Nunca antes a ficção científica vendeu tanto quanto nas duas décadas anteriores, e tudo isso graças às variantes distópicas e para jovens adultos do gênero: 12 livros entraram nas listas de mais vendidos na década de 1910 e nos primeiros dez anos do século , com sagas como 'Jogos Vorazes', 'Divergente', 'A Hospedeira' e 'Uma Dobra no Tempo'. Também havia espaço para ficção científica adulta, sem dúvida motivada por esse estado receptivo ao gênero, especialmente obras de grandes nomes como Stephen King e Michael Crichton.

E agora, para o romantismo

O que faz todo o sentido: os mesmos leitores que elogiaram as distopias YA agora estão interessados ​​em gêneros como fantasia leve e romance ... e é isso que está em primeiro lugar.

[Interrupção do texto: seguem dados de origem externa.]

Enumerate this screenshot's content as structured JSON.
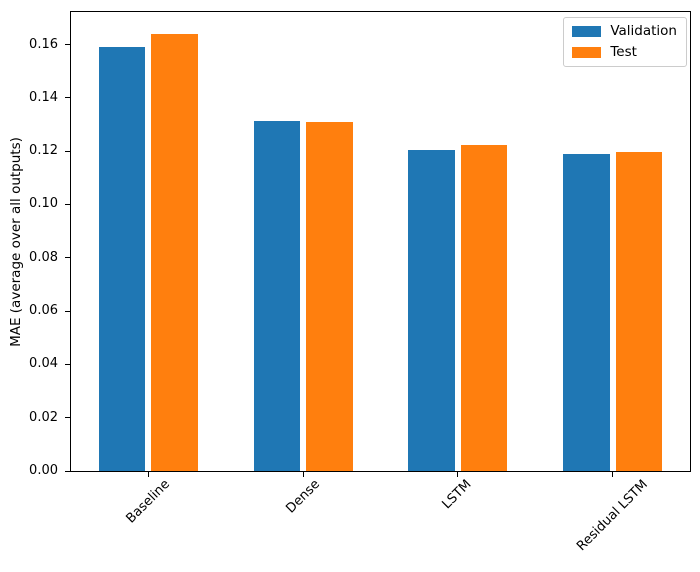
{
  "chart_data": {
    "type": "bar",
    "title": "",
    "categories": [
      "Baseline",
      "Dense",
      "LSTM",
      "Residual LSTM"
    ],
    "series": [
      {
        "name": "Validation",
        "color": "#1f77b4",
        "values": [
          0.1591,
          0.1313,
          0.1205,
          0.1188
        ]
      },
      {
        "name": "Test",
        "color": "#ff7f0e",
        "values": [
          0.1641,
          0.1311,
          0.1223,
          0.1196
        ]
      }
    ],
    "xlabel": "",
    "ylabel": "MAE (average over all outputs)",
    "ylim": [
      0,
      0.1722
    ],
    "yticks": [
      0.0,
      0.02,
      0.04,
      0.06,
      0.08,
      0.1,
      0.12,
      0.14,
      0.16
    ],
    "ytick_labels": [
      "0.00",
      "0.02",
      "0.04",
      "0.06",
      "0.08",
      "0.10",
      "0.12",
      "0.14",
      "0.16"
    ],
    "bar_width_units": 0.3,
    "bar_offset_units": 0.17,
    "x_tick_rotation_deg": 45,
    "grid": false,
    "legend": {
      "position": "upper-right",
      "entries": [
        "Validation",
        "Test"
      ]
    }
  }
}
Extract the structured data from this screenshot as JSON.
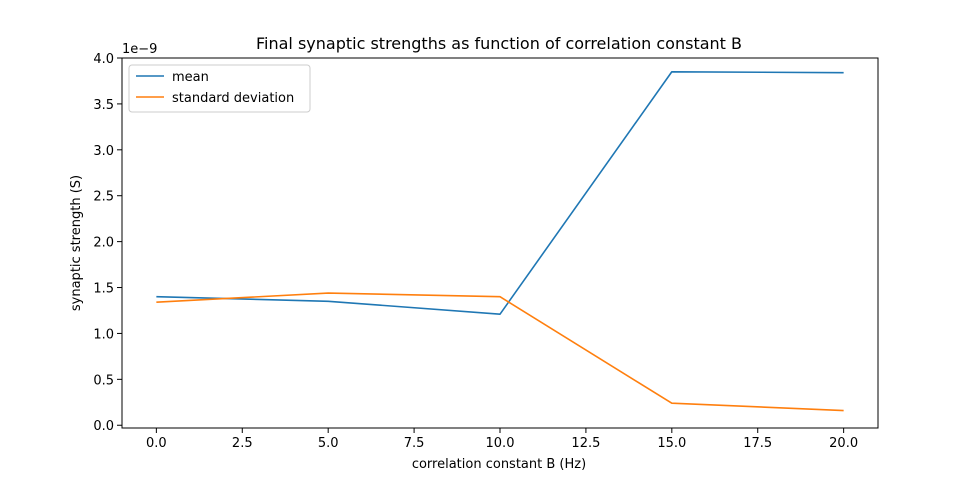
{
  "chart_data": {
    "type": "line",
    "title": "Final synaptic strengths as function of correlation constant B",
    "xlabel": "correlation constant B (Hz)",
    "ylabel": "synaptic strength (S)",
    "y_multiplier_label": "1e−9",
    "x": [
      0,
      5,
      10,
      15,
      20
    ],
    "series": [
      {
        "name": "mean",
        "color": "#1f77b4",
        "values": [
          1.4,
          1.35,
          1.21,
          3.85,
          3.84
        ]
      },
      {
        "name": "standard deviation",
        "color": "#ff7f0e",
        "values": [
          1.34,
          1.44,
          1.4,
          0.24,
          0.16
        ]
      }
    ],
    "xlim": [
      -1,
      21
    ],
    "ylim": [
      -0.03,
      4.0
    ],
    "xticks": [
      0,
      2.5,
      5,
      7.5,
      10,
      12.5,
      15,
      17.5,
      20
    ],
    "xtick_labels": [
      "0.0",
      "2.5",
      "5.0",
      "7.5",
      "10.0",
      "12.5",
      "15.0",
      "17.5",
      "20.0"
    ],
    "yticks": [
      0,
      0.5,
      1.0,
      1.5,
      2.0,
      2.5,
      3.0,
      3.5,
      4.0
    ],
    "ytick_labels": [
      "0.0",
      "0.5",
      "1.0",
      "1.5",
      "2.0",
      "2.5",
      "3.0",
      "3.5",
      "4.0"
    ],
    "legend_position": "top-left",
    "grid": false
  }
}
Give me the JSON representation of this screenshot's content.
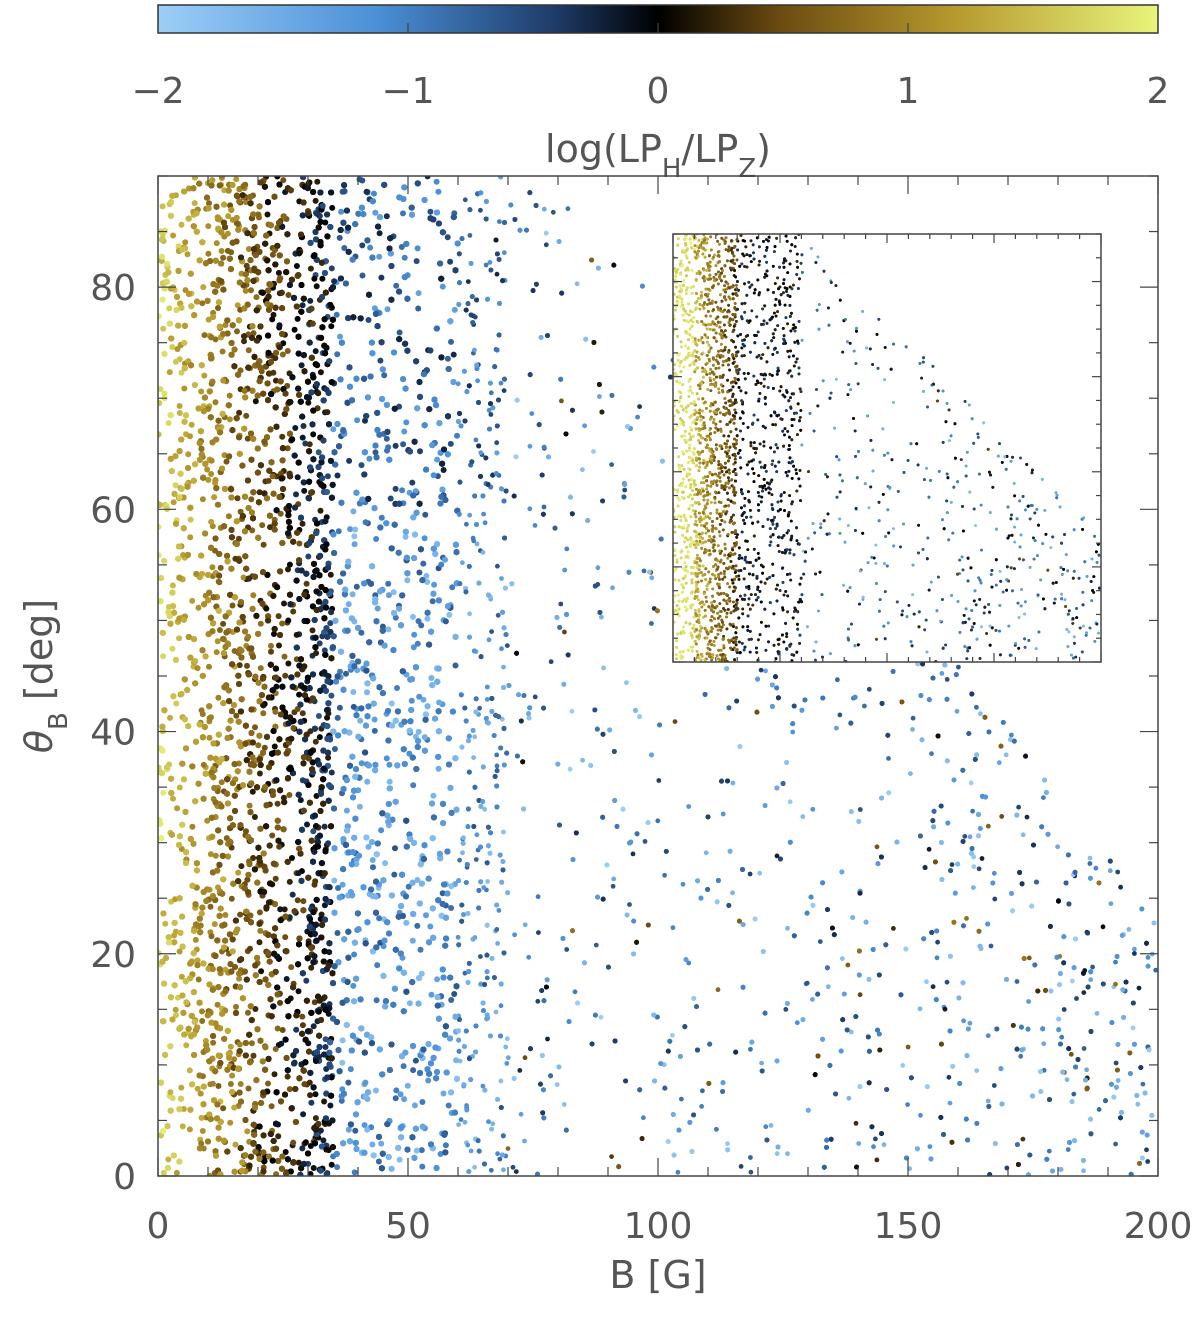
{
  "chart_data": {
    "type": "scatter",
    "title": "",
    "xlabel": "B [G]",
    "ylabel": "θB [deg]",
    "ylabel_main": "θ",
    "ylabel_sub": "B",
    "ylabel_unit": "[deg]",
    "xlim": [
      0,
      200
    ],
    "ylim": [
      0,
      90
    ],
    "x_ticks": [
      0,
      50,
      100,
      150,
      200
    ],
    "y_ticks": [
      0,
      20,
      40,
      60,
      80
    ],
    "grid": false,
    "legend": "none",
    "colorbar": {
      "label": "log(LPH/LPZ)",
      "label_prefix": "log(LP",
      "label_sub1": "H",
      "label_mid": "/LP",
      "label_sub2": "Z",
      "label_suffix": ")",
      "range": [
        -2,
        2
      ],
      "ticks": [
        -2,
        -1,
        0,
        1,
        2
      ],
      "tick_labels": [
        "−2",
        "−1",
        "0",
        "1",
        "2"
      ],
      "colors": [
        "#9ccff7",
        "#4b8fd6",
        "#1d3a66",
        "#000000",
        "#6b4a10",
        "#b79b2f",
        "#e8f57a"
      ],
      "stops": [
        0.0,
        0.22,
        0.4,
        0.5,
        0.62,
        0.8,
        1.0
      ]
    },
    "series": [
      {
        "description_regions": [
          {
            "x": [
              1,
              12
            ],
            "y": [
              0,
              90
            ],
            "c": [
              1.2,
              2.0
            ]
          },
          {
            "x": [
              5,
              35
            ],
            "y": [
              5,
              90
            ],
            "c": [
              0.3,
              1.3
            ]
          },
          {
            "x": [
              10,
              60
            ],
            "y": [
              20,
              90
            ],
            "c": [
              -1.2,
              0.0
            ]
          },
          {
            "x": [
              40,
              100
            ],
            "y": [
              15,
              90
            ],
            "c": [
              -1.5,
              0.5
            ]
          },
          {
            "x": [
              60,
              200
            ],
            "y": [
              0,
              60
            ],
            "c": [
              -2.0,
              0.3
            ]
          }
        ]
      }
    ],
    "inset": {
      "type": "scatter",
      "colorbar_range": [
        -2,
        2
      ],
      "description": "scatter with yellow dominant at low B, dark and blue dots to the right"
    }
  }
}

Nos últimos dois anos, livros e séries do gênero como 'Asas de Sangue', 'Corte de Espinhos e Rosas' ou 'Sangue e Cinzas' dominaram as paradas quase que inteiramente (especialmente em 2023 e 2024). Autores como Rebecca Yarros e Sarah J. Maas se repetem, ano após ano, com uma frequência que só estava ao alcance dos já citados King e Crichton.

Avalanche de mídia

Essa mudança no interesse dos leitores pelo gênero de fantasia, que impulsiona as vendas, é a razão mais imediata para o declínio da ficção científica nas listas de mais vendidos, mas há outras causas mais endêmicas e menos óbvias. Um deles é o ecossistema midiático : o gosto do público por histórias de ficção científica é satisfeito com filmes e séries, mais rápidos e menos exigentes no consumo. Por mais contraditório que pareça, a relevância absoluta da fantasia e da ficção científica no mainstream audiovisual tem atuado contra os livros: quem quer ler sagas de ficção científica se elas são retratadas de forma mais espetacular no cinema?

A distopia chegou

De uma perspectiva mais sociológica, o interesse pela ficção científica pode ter se dissipado porque a realidade ultrapassou qualquer ficção. É uma piada amarga recorrente sobre como a realidade ultrapassou futuros pessimistas , como os apresentados em 'Blade Runner' ou ' The Handmaid's Tale ', antes do previsto. Com a sensação de um futuro truncado que a Geração Z está vivenciando, é natural que o escapismo romântico de 'Wings of Blood' seja preferível aos lembretes de que '1984' se tornou realidade, passando por nós sem que percebamos a ironia.

Crise criativa

Soma-se a tudo isso a crise criativa que a cultura atual, e o gênero fantasia em particular, vive. A maioria das produções que fazem sucesso de bilheteria e de vendas são continuações ou franquias. A ficção científica sempre foi um gênero movido a risco, inovação e novas ideias e, com essa perspectiva, é natural que esteja estagnada. Foi contado por um clássico como Orson Scott Card ('O Jogo do Exterminador') em um artigo intitulado ' Estamos diante do fim da ficção científica?''. ': Dizem que "todas as histórias realmente boas que eram possíveis na ficção científica já foram escritas".

Existe salvação? 

O próprio Orson Scott Card detalha naquele artigo que um possível problema do gênero é que a ciência dá origem a formatos menos narrativos, como viagens espaciais ou guerra nas estrelas. Agora a ciência se concentra mais em aspectos "teóricos, submicroscópicos ou transcósmicos". Mas naquelas seções onde surgem autores tão interessantes e inovadores como Greg Egan, Liu Cixin ou Ted Chiang, talvez longe do gosto do grande público, mas mais do que capazes de manter o gênero vivo. E talvez essa seja a chave: que diferença faz se o livro entra ou não nas listas de mais vendidos, desde que o gênero continue a inovar?